The minister in question, the Reverend Horatio Smith, denies that either his church or, indeed, any of the local Afro-Carribean community, have been involved in any kind of voodoo campaign against Clecker. "That racist git - I don't know about voodoo attacks, with the kind of ill-informed bile he keeps spouting, I'm only surprised that someone hasn't physically attacked him," he says. "He came over here shouting all kinds of filthy nonsense about monkeys and bongos - it was very offensive!" Clecker, who describes himself as an old-school bigot - "I believe in calling a spade a nig nog, I won't have any truck with this non-racial right-wing anti-immigration bollocks the BNP promotes," - is adamant that the voodoo threat won't deter him from continuing to speak his mind on racial issues. "Look, everybody knows these black bastards are a bunch of savages interested only in stealing our women and dancing wildly to hot jungle rhythms," he opines. "I've got first-hand experience of their primitive antics - a few years ago my mate Ted's wife ran off with this darkie bloke, bewitched by his voodoo magic, no doubt. Anyway, Ted went round to his house to remonstrate with him - we never saw Ted again! When I went there looking for him, I saw this huge cooking pot boiling away on full gas, blood on the doorstep and one of Ted's teeth in the gutter!

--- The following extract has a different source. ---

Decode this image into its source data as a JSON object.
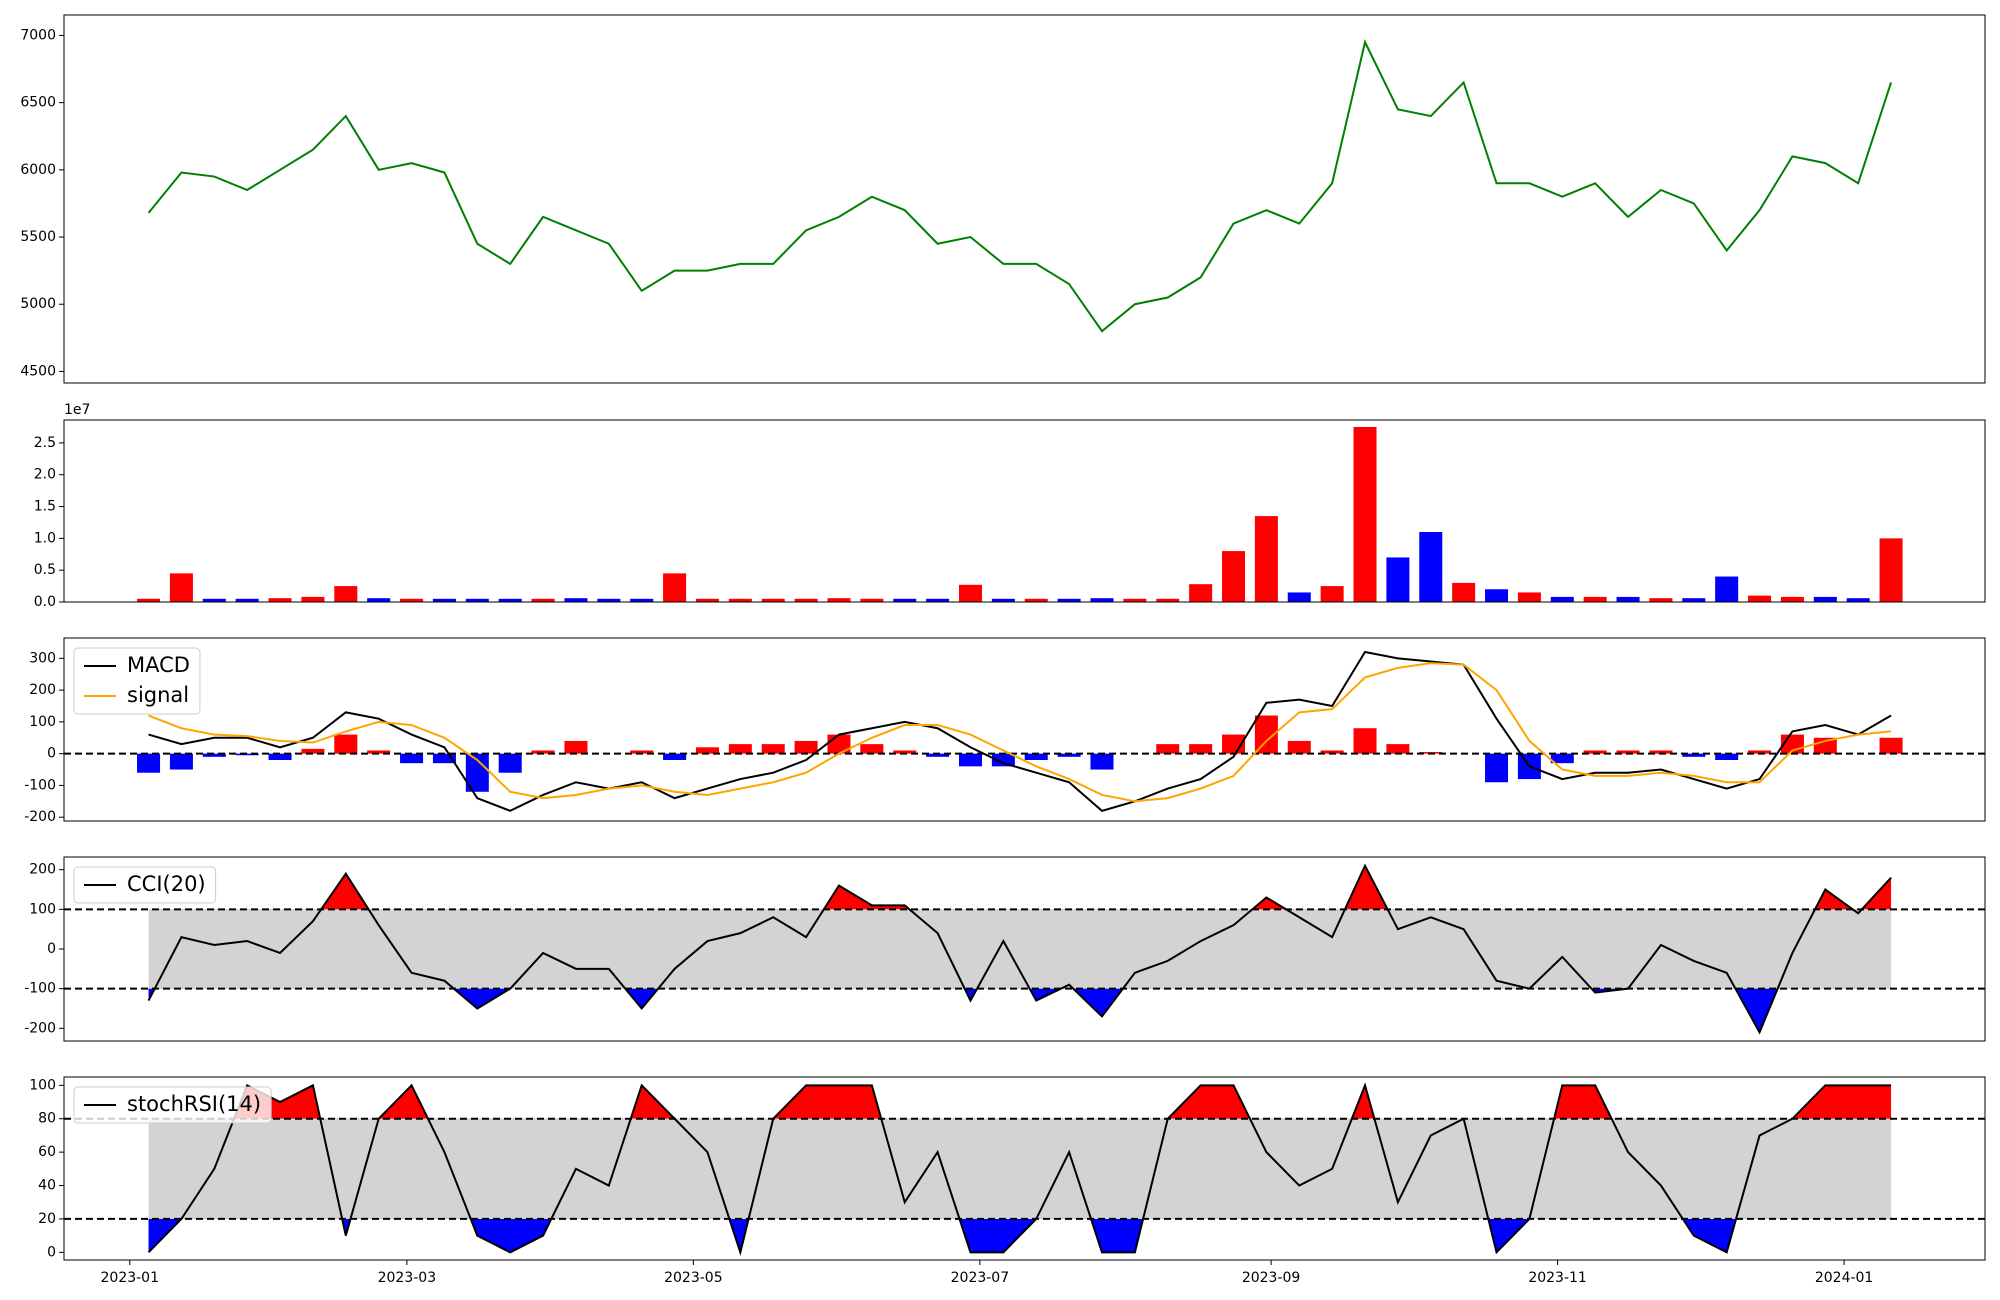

Of course the police did nothing about it!" The police contradict Clecker's version of events, stating that they have fully investigated all of his claims, concluding that his friend Ted had fled Basildon after a violent altercation with a West Indian man whose front door he was trying to kick in, and is currently shacked up with a woman named Chantelle in Colchester. "As for the voodoo drums and ape, well, we can only assume that Mr Clecker became confused after falling asleep in front of a late night TV showing of low-budget British racist classic The Curse of Simba, which involves a voodoo curse in Surrey," said a police spokesperson. "Although we concede this could be unlikely, as the film is little seen due to the fact that it probably contravenes both the race relations act and good taste."